Consider the matrix M = 3 -1
4 -1
Verify that M^2= 2M -I
the question is what is I ??
Generally, when talking about matrices, I is the identity element. ie. the element such that for any matrix A, A*I = A.
It's the integer equivalent of 1 under multiplication.
ie. if A is an integer A*1 = A.
For 2x2 matrices the identity has
[ 1 0 ]
[ 0 1 ]
for 3x3s it's
[1 0 0 ]
[0 1 0 ]
[0 0 1 ]
And so forth. I don't know how to draw matrices in this thing... sorry...
I assume that you can verify the given result. Then:
$\displaystyle M^2 = 2M - I \Rightarrow M^{-1} M^2 = 2 M^{-1} M - M^{-1}$ $\displaystyle \Rightarrow M = 2I - M^{-1} \Rightarrow M^{-1} = 2I - M = \, .... $.

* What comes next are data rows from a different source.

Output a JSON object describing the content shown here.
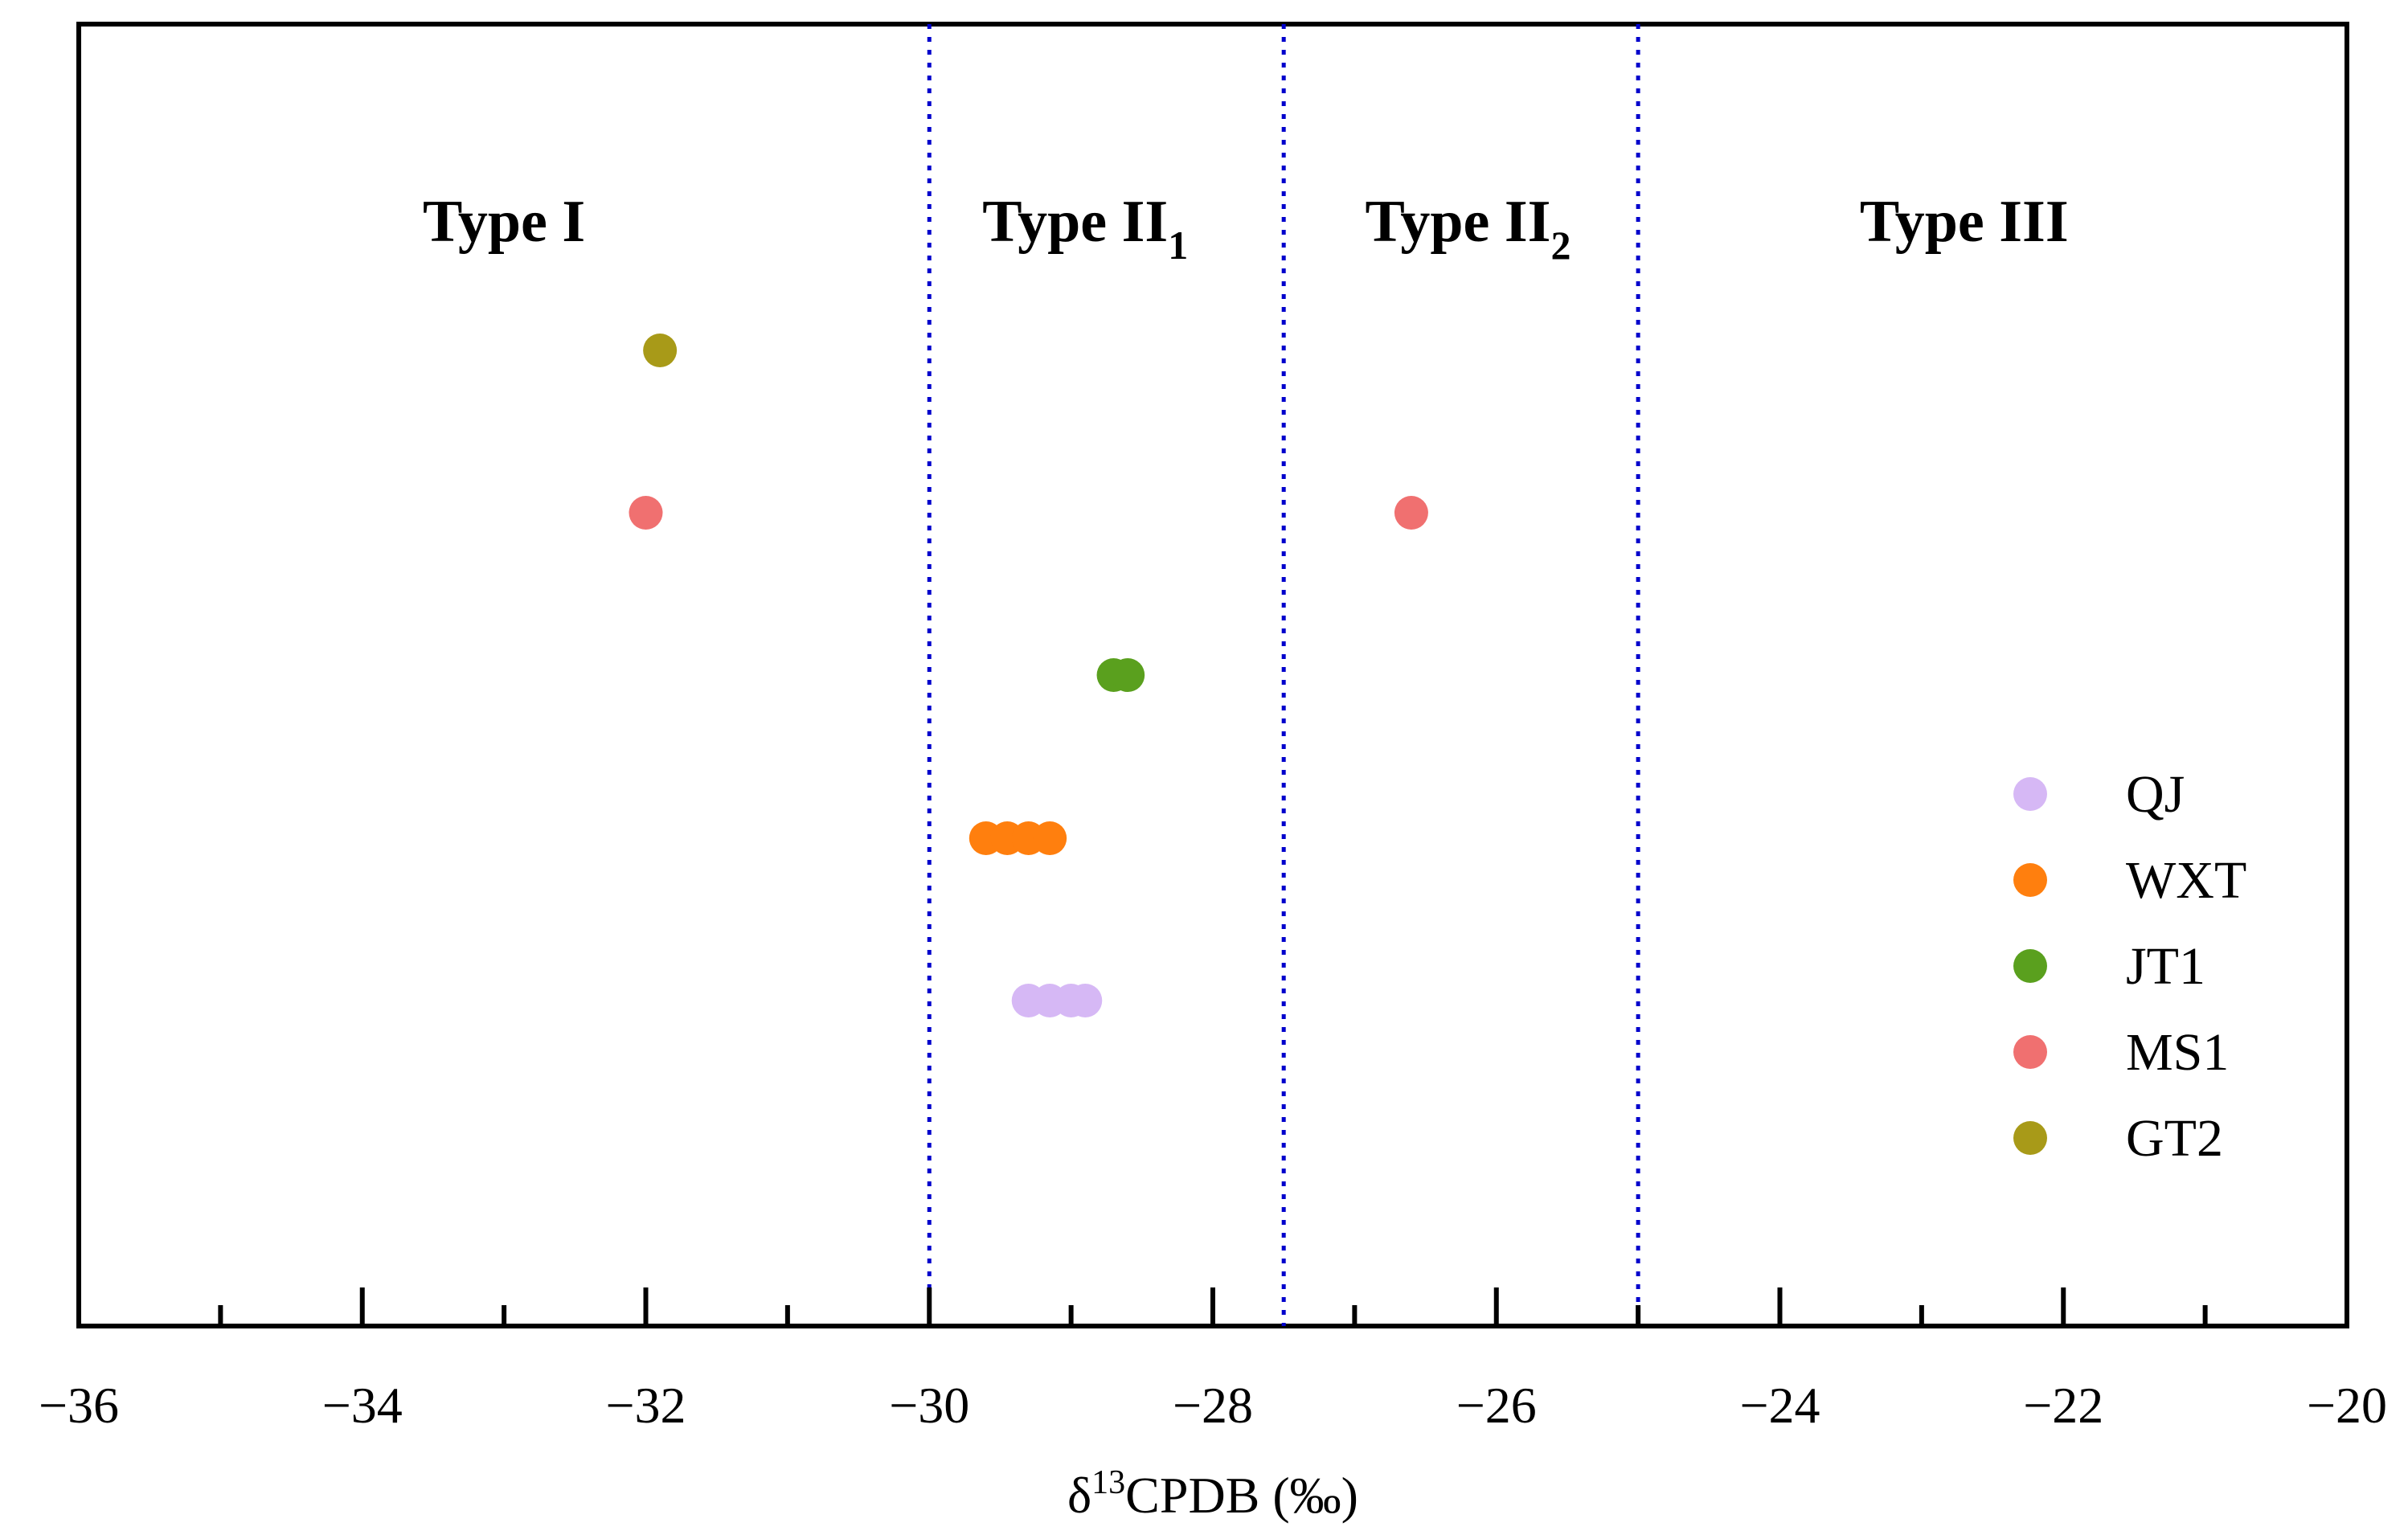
{
  "chart_data": {
    "type": "scatter",
    "title": "",
    "xlabel": {
      "prefix": "δ",
      "superscript": "13",
      "suffix": "CPDB (‰)"
    },
    "ylabel": "",
    "xlim": [
      -36,
      -20
    ],
    "major_ticks": [
      -36,
      -34,
      -32,
      -30,
      -28,
      -26,
      -24,
      -22,
      -20
    ],
    "tick_labels": [
      "−36",
      "−34",
      "−32",
      "−30",
      "−28",
      "−26",
      "−24",
      "−22",
      "−20"
    ],
    "minor_ticks": [
      -35,
      -33,
      -31,
      -29,
      -27,
      -25,
      -23,
      -21
    ],
    "y_categories": [
      "QJ",
      "WXT",
      "JT1",
      "MS1",
      "GT2"
    ],
    "series": [
      {
        "name": "QJ",
        "color": "#d6b8f5",
        "row": 1,
        "x": [
          -29.3,
          -29.15,
          -29.0,
          -28.9
        ]
      },
      {
        "name": "WXT",
        "color": "#ff7f0e",
        "row": 2,
        "x": [
          -29.6,
          -29.45,
          -29.3,
          -29.15
        ]
      },
      {
        "name": "JT1",
        "color": "#5aa01e",
        "row": 3,
        "x": [
          -28.7,
          -28.6
        ]
      },
      {
        "name": "MS1",
        "color": "#f07070",
        "row": 4,
        "x": [
          -32.0,
          -26.6
        ]
      },
      {
        "name": "GT2",
        "color": "#a89a18",
        "row": 5,
        "x": [
          -31.9
        ]
      }
    ],
    "boundaries": [
      -30,
      -27.5,
      -25
    ],
    "boundary_color": "#0000cc",
    "regions": [
      {
        "base": "Type I",
        "sub": "",
        "x_center": -33.0
      },
      {
        "base": "Type II",
        "sub": "1",
        "x_center": -28.9
      },
      {
        "base": "Type II",
        "sub": "2",
        "x_center": -26.2
      },
      {
        "base": "Type III",
        "sub": "",
        "x_center": -22.7
      }
    ],
    "legend_position": "bottom-right"
  }
}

Side note: $\displaystyle M^2 = 2M - I \Rightarrow M^2 - 2M + I = 0$ has been got using the Cayley-Theorem Theorem: Cayley-Hamilton Theorem
Edit: Whoops, I just realised that your question wasn't find the inverse of M. Not to worry, since you asked what I is I figure I've probably anticipated what your next question is.